The research, led by the Institute of Biotechnology and Biomedicine of the Autonomous University of Barcelona (IBB-UAB) and the University of Washington in St. Louis, USA, focuses on the transthyretin (TTR) protein. Genetic mutations cause TTR to misfold and aggregate into amyloid fibers, leading to transthyretin amyloidosis (ATTR), a progressive and fatal disorder affecting the nervous system and vital organs.
While high-resolution studies using X-ray diffraction have determined over 300 TTR structures, they provide only a static image. Currently approved drugs offer generic activity and lack specific therapeutic responses for the diverse phenotypic variants of the disease, highlighting the urgent need to design new stabilizers tailored to specific mutations.

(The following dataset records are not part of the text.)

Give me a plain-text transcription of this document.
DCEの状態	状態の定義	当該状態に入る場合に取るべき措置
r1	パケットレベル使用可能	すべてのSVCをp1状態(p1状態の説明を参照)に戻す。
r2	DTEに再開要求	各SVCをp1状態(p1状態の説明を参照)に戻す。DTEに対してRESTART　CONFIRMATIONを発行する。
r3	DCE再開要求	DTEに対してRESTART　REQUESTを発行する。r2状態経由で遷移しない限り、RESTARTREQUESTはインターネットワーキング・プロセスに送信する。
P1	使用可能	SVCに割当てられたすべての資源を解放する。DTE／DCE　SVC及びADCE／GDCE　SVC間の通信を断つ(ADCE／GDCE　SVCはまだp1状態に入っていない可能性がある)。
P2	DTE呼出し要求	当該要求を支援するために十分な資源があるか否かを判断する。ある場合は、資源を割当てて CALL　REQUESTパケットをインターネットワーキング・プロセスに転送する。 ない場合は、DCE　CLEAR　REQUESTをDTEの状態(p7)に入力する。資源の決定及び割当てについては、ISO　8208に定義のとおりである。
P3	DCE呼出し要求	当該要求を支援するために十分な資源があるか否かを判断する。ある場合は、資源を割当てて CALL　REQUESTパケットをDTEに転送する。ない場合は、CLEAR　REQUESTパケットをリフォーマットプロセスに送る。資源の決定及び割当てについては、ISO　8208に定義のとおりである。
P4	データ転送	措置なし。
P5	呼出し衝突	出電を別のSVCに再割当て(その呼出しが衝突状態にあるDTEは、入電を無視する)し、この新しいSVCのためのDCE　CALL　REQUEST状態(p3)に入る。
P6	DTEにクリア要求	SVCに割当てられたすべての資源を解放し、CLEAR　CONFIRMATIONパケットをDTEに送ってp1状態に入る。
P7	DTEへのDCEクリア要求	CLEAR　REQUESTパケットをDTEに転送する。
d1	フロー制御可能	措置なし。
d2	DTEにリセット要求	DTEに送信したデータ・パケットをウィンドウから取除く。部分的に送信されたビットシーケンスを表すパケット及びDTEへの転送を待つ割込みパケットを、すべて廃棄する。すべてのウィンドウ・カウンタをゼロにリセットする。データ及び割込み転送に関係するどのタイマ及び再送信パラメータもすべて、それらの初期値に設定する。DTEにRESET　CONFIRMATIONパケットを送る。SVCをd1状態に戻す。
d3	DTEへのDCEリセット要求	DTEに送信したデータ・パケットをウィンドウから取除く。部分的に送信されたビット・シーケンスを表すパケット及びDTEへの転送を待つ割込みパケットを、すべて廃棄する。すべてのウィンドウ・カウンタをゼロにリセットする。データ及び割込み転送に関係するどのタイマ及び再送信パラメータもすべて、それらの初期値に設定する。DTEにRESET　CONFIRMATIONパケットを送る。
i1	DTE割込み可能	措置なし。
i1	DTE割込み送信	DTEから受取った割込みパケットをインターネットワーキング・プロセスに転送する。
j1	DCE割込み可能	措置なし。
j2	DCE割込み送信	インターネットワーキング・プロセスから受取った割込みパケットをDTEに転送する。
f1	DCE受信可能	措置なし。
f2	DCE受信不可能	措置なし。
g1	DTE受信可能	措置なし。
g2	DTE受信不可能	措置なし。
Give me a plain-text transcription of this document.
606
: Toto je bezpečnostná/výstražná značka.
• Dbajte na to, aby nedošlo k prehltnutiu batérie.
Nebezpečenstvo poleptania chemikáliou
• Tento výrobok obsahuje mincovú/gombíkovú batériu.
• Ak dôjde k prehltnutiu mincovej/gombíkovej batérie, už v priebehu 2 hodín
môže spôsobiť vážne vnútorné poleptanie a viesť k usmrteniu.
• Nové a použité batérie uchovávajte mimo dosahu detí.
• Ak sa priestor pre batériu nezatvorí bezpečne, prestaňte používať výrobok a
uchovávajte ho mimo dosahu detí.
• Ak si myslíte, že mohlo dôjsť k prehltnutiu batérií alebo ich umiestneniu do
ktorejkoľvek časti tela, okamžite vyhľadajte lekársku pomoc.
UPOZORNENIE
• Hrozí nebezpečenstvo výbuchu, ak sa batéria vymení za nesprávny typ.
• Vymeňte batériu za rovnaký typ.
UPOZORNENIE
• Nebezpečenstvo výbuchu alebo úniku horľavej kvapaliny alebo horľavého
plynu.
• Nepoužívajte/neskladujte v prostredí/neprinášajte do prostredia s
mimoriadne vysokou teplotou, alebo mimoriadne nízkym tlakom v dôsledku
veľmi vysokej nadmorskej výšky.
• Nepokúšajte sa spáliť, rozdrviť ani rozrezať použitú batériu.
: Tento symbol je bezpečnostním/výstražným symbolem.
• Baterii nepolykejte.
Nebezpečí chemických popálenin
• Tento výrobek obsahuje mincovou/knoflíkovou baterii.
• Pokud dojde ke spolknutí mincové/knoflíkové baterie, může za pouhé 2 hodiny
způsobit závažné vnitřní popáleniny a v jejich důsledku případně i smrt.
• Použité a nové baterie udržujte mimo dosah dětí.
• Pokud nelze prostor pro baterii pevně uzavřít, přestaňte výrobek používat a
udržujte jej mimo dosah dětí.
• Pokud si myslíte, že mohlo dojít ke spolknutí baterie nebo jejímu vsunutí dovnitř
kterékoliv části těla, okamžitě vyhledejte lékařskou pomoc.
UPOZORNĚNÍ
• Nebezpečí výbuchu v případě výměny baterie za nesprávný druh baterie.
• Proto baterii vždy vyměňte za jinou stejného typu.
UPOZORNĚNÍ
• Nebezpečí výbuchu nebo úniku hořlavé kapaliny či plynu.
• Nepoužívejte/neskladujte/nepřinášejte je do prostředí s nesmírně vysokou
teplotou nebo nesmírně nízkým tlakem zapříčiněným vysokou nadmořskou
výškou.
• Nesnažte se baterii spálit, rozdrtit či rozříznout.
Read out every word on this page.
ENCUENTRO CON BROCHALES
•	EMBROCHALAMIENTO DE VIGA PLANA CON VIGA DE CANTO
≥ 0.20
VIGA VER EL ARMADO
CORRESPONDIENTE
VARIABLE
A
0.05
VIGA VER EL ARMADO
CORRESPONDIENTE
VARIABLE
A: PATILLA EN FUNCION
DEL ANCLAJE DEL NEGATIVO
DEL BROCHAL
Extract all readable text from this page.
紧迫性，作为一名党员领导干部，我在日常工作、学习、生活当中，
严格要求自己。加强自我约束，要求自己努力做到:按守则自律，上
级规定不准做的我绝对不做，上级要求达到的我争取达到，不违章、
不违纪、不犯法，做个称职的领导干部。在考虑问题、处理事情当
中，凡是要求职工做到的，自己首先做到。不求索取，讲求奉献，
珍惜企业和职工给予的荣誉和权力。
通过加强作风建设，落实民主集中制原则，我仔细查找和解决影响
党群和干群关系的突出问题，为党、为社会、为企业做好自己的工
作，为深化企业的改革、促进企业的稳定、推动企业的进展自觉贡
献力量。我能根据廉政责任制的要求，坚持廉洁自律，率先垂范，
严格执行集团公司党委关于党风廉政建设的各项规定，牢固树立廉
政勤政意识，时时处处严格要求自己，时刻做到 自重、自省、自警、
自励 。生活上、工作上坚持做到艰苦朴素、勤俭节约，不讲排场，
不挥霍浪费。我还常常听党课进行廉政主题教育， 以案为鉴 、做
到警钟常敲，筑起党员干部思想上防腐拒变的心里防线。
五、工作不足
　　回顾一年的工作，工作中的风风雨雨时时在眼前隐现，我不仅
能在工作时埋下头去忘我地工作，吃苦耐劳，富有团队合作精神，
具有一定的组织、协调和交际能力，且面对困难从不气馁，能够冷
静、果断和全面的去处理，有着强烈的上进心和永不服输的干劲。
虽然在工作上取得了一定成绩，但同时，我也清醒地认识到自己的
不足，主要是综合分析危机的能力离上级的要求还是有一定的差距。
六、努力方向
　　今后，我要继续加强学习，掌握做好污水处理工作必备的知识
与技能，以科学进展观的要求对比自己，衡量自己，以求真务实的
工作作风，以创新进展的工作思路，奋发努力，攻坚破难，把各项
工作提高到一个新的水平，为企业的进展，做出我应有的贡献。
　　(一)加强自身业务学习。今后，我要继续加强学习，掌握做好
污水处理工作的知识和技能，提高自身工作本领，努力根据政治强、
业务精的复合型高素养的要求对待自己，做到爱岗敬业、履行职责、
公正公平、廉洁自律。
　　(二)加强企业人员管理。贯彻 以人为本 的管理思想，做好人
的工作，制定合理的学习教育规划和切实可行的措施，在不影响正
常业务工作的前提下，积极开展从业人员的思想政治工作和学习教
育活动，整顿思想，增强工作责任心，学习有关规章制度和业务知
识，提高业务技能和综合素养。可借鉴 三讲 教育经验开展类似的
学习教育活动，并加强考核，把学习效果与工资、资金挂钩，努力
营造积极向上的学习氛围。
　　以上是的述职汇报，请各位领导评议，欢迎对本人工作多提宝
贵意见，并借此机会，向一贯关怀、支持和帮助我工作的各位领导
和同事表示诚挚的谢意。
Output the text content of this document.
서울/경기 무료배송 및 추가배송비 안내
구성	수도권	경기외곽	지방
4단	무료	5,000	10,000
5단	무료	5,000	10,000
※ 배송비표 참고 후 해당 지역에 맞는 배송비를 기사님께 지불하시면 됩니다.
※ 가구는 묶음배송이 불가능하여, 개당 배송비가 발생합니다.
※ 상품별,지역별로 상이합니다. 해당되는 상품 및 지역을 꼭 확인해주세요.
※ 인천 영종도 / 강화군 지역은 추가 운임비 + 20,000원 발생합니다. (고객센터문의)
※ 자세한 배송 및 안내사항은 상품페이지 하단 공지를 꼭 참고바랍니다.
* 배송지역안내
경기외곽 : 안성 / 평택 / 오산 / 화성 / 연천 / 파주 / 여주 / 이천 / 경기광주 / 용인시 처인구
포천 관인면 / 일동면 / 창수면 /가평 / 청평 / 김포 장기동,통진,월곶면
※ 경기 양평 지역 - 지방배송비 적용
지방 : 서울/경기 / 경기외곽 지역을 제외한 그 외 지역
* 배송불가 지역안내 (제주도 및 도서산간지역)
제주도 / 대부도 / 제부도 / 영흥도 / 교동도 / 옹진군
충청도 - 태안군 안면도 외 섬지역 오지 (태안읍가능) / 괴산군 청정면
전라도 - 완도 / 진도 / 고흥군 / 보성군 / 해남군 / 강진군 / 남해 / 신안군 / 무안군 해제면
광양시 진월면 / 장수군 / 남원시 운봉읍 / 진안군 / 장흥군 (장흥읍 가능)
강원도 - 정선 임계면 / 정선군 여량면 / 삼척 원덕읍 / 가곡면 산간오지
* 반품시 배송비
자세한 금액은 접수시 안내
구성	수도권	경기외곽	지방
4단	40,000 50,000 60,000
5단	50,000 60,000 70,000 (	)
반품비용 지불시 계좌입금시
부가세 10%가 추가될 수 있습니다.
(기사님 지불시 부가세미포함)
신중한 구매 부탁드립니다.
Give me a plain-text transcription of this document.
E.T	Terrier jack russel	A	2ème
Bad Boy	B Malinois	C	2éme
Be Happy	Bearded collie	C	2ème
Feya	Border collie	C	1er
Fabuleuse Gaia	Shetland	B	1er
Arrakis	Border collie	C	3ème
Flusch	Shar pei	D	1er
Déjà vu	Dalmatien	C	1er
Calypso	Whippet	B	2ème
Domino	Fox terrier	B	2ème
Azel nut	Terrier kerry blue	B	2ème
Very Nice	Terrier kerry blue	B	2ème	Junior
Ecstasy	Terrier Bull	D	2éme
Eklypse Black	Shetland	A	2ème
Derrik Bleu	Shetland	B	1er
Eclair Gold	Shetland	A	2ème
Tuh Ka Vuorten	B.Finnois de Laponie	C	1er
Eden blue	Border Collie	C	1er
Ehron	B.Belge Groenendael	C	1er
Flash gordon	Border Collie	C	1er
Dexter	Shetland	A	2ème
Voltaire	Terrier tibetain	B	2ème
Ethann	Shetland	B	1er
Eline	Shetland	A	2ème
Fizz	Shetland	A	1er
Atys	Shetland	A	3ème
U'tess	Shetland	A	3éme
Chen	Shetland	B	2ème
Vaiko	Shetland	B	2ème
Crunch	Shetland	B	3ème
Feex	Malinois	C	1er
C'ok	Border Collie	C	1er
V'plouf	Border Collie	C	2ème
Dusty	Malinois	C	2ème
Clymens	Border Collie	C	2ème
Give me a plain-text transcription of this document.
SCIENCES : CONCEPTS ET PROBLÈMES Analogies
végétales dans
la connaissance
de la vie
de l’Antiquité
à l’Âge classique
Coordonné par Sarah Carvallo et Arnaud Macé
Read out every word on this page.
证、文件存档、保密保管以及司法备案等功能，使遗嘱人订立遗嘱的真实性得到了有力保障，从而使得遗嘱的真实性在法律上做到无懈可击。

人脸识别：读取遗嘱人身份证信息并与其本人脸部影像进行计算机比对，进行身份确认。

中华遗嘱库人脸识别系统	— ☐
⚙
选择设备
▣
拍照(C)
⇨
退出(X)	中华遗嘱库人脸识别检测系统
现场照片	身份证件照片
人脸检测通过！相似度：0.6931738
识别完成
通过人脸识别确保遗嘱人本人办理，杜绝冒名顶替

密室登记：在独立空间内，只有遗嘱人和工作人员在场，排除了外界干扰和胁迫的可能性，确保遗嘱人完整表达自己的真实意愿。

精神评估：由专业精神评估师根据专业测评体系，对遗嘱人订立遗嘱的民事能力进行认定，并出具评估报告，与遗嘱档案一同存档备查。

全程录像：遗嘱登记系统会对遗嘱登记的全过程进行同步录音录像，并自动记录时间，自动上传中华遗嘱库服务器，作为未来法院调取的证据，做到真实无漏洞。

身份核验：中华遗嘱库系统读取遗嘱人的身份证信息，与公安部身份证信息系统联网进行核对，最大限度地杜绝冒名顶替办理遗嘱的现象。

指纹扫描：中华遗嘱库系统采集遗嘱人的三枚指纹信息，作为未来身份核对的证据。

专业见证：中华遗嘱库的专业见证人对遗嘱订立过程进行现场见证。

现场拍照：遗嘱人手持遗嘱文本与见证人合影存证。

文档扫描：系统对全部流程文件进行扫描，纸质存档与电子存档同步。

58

“"By applying mass spectrometry (MS) combined with two biochemical techniques, namely hydrogen-deuterium exchange (HDX) and fast photochemical oxidation of proteins (FPOP), we have been able to observe conformational changes induced by both mutations and ligand binding, which are invisible to X-ray crystallography."
This new methodological approach provides a dynamic view of the mechanism of action, comparable to a «movie» instead of a fixed image. This has allowed researchers to make important findings regarding the conformational changes caused by pathogenic TTR mutations and how stabilizing ligands counteract these effects.
“"We have revealed previously hidden destabilization mechanisms, opening up new ground for the design of specific stabilizers for each mutation, with significantly improved therapeutic potential. The design of new ligands should therefore consider the dynamic characteristics of each pathogenic TTR variant."